Recent emotional and traumatic events in my family have triggered these feelings again and exposed the rest of my family’s individual perspectives on the crash back then. Now we are more ready to talk about each of our roles within it. What it comes down to is that it is exactly like my friend said. We each had different roles to play and we each have different strengths and different skills or lessons to learn within the trauma. Each of these roles are as important and crucial in supporting the whole family to cope within the trauma.
Understanding this concept, allows us to step back further from the situation and see it as a whole instead of individual parts. When I look at it as a whole it allows me to feel like we’re in this together and the emotions link us together rather than tear us apart. It creates more understanding and empathy for each other and how we cope with whatever comes at us in life.

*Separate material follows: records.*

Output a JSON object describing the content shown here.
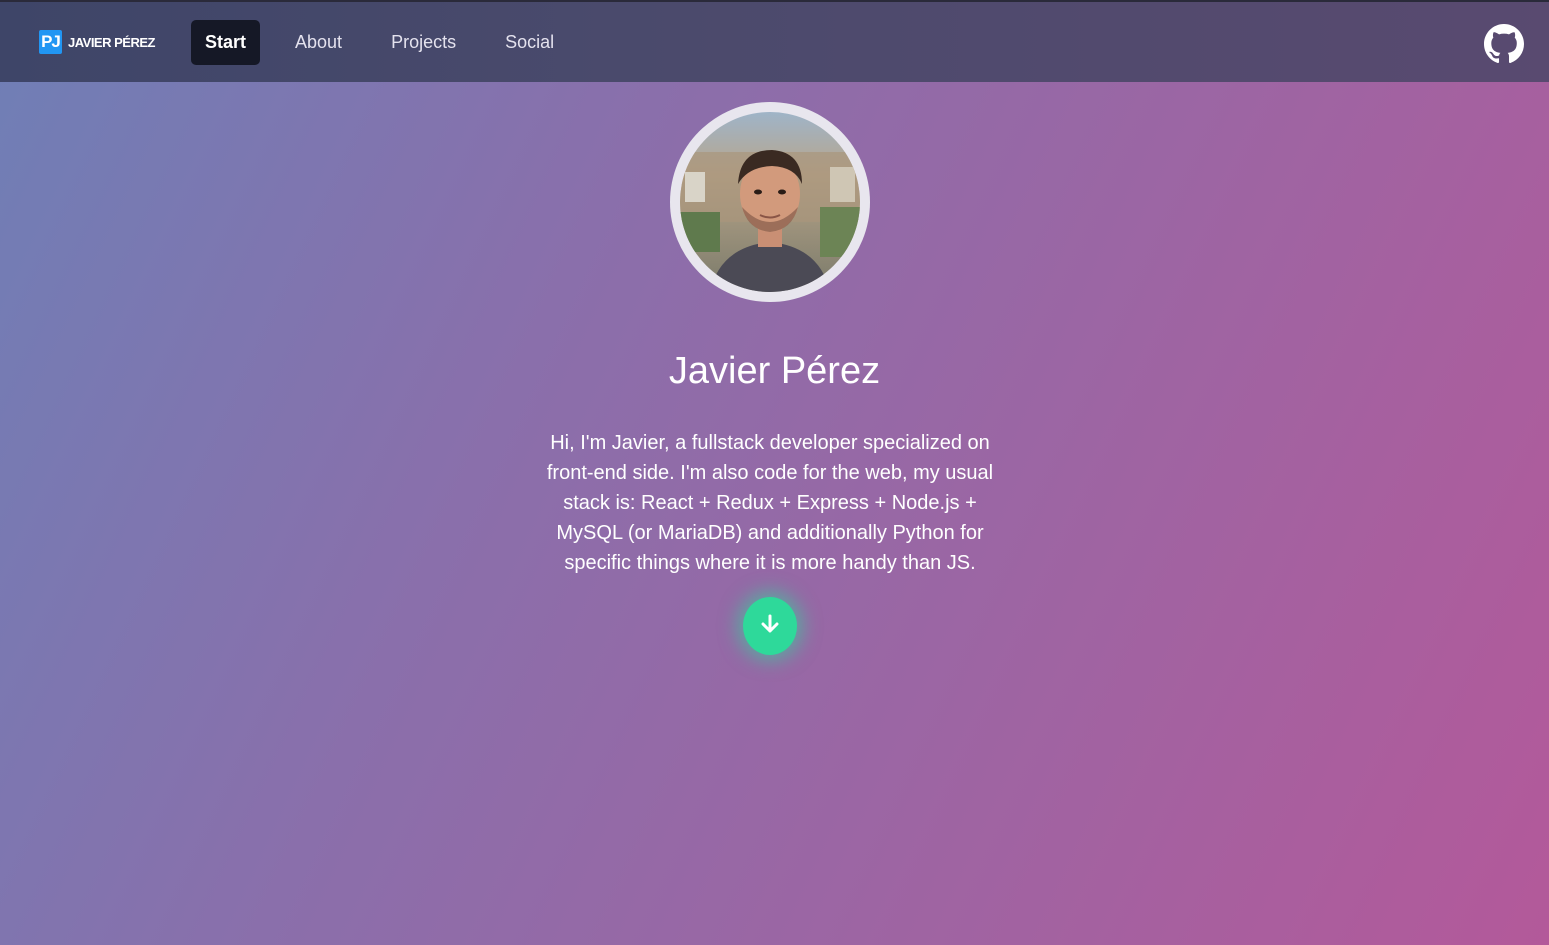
{
  "brand": {
    "logo_text": "PJ",
    "name": "JAVIER PÉREZ"
  },
  "nav": {
    "items": [
      {
        "label": "Start",
        "active": true
      },
      {
        "label": "About",
        "active": false
      },
      {
        "label": "Projects",
        "active": false
      },
      {
        "label": "Social",
        "active": false
      }
    ]
  },
  "header": {
    "github_icon": "github-icon"
  },
  "hero": {
    "name": "Javier Pérez",
    "bio": "Hi, I'm Javier, a fullstack developer specialized on front-end side. I'm also code for the web, my usual stack is: React + Redux + Express + Node.js + MySQL (or MariaDB) and additionally Python for specific things where it is more handy than JS.",
    "scroll_icon": "arrow-down-icon"
  },
  "colors": {
    "accent_green": "#2ed99a",
    "active_tab": "#151826",
    "brand_blue": "#2196f3"
  }
}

It is through talking together with friends and with family, allowing ourselves to be open and vulnerable that we find enlightenment through other people’s experiences. Their stories help us give our story understanding and meaning within our own world.
What gift has been given to your family? What role do you each play to support each other within your trauma? May you be grateful for whatever is given to you no matter how tough it is at the time, It is there to teach us and allow us to grow within.